Stihl stresses that the layer of gasoline left floating on top has a lower octane level than the original ethanol-gasoline blend, which can result in unstable engine operation, power loss and major engine failures.

Ethanol’s affinity for water explains why so many ethanol-related problems surface in the marine industry. In fact, some marina personnel say up to 65 percent of their service orders are attributable to fuel-system problems.

Combating ethanol problems

Although some fuel additives on the market claim to reverse the effects of phase separation, there’s no way to reintegrate gasoline and ethanol once they’ve separated. Instead, it’s best to prevent it.

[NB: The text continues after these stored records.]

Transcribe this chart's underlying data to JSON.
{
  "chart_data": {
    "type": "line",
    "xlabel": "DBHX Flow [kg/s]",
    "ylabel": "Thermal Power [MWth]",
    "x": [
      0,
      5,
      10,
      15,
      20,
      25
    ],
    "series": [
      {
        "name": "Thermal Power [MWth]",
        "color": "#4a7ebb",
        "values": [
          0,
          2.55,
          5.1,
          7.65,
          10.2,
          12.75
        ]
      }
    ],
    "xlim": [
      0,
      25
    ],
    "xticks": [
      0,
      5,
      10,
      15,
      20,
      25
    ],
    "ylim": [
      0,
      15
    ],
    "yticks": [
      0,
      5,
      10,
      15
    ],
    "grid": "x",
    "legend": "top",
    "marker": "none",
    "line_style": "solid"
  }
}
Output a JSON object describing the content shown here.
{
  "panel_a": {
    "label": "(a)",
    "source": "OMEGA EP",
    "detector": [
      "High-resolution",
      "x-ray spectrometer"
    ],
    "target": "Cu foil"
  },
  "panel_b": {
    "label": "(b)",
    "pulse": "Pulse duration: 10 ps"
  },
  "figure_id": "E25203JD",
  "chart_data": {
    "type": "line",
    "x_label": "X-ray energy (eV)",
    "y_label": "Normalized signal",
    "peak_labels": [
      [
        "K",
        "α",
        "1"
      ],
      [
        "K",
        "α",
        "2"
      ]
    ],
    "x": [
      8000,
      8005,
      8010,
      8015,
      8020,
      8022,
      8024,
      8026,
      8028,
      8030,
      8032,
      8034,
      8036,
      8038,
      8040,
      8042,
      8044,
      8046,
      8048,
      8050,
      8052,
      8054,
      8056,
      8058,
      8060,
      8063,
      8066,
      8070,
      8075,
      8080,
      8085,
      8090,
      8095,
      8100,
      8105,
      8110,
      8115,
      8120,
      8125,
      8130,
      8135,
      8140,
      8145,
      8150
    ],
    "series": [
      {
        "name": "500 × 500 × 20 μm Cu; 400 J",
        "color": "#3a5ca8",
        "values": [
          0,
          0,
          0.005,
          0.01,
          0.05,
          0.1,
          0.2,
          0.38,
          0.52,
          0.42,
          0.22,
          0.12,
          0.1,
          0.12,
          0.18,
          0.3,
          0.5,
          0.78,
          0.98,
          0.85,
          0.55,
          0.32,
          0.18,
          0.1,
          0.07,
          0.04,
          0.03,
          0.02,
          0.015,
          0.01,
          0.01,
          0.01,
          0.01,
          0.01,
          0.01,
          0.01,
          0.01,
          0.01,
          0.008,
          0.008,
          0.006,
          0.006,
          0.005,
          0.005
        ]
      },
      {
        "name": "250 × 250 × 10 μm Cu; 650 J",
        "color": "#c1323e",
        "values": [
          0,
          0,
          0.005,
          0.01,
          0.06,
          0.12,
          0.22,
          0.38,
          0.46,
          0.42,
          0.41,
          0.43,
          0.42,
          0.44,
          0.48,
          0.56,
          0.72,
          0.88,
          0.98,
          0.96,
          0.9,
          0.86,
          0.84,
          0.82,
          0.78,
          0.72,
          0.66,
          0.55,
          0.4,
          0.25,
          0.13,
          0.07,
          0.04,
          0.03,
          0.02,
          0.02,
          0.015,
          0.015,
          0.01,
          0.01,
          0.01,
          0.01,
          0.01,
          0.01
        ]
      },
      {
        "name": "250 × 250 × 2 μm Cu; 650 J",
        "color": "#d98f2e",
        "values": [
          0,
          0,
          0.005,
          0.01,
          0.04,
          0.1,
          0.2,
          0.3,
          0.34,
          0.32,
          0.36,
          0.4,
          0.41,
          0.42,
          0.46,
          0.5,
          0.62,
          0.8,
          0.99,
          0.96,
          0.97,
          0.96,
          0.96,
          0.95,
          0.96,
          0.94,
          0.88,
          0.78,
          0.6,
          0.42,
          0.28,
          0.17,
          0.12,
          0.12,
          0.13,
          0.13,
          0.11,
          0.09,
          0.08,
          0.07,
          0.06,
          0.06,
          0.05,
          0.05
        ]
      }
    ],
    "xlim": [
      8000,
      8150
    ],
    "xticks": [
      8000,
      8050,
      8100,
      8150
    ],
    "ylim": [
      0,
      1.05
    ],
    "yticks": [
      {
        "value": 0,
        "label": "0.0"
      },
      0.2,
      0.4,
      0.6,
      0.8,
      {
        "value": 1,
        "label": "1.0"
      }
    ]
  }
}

One solution is to use non-oxygenated, ethanol-free gas in your small engines. It costs a little more, but it eliminates problems
associated with ethanol. Another solution is to treat every tank of fuel and container of gas with AMSOIL Quickshot. It helps keep water molecules dispersed in the fuel to prevent phase separation. It also cleans varnish, gums and insoluble debris while stabilizing fuel during short-term storage.

Quickshot was tested in fuel containing 10 percent ethanol. Controlled plugging of injectors showed a 70 percent flow improvement, while oxidation stability improved 44 percent over untreated fuel.

Regardless whether you’re pro- or anti-ethanol, we can all agree on the importance of taking care of our small engines.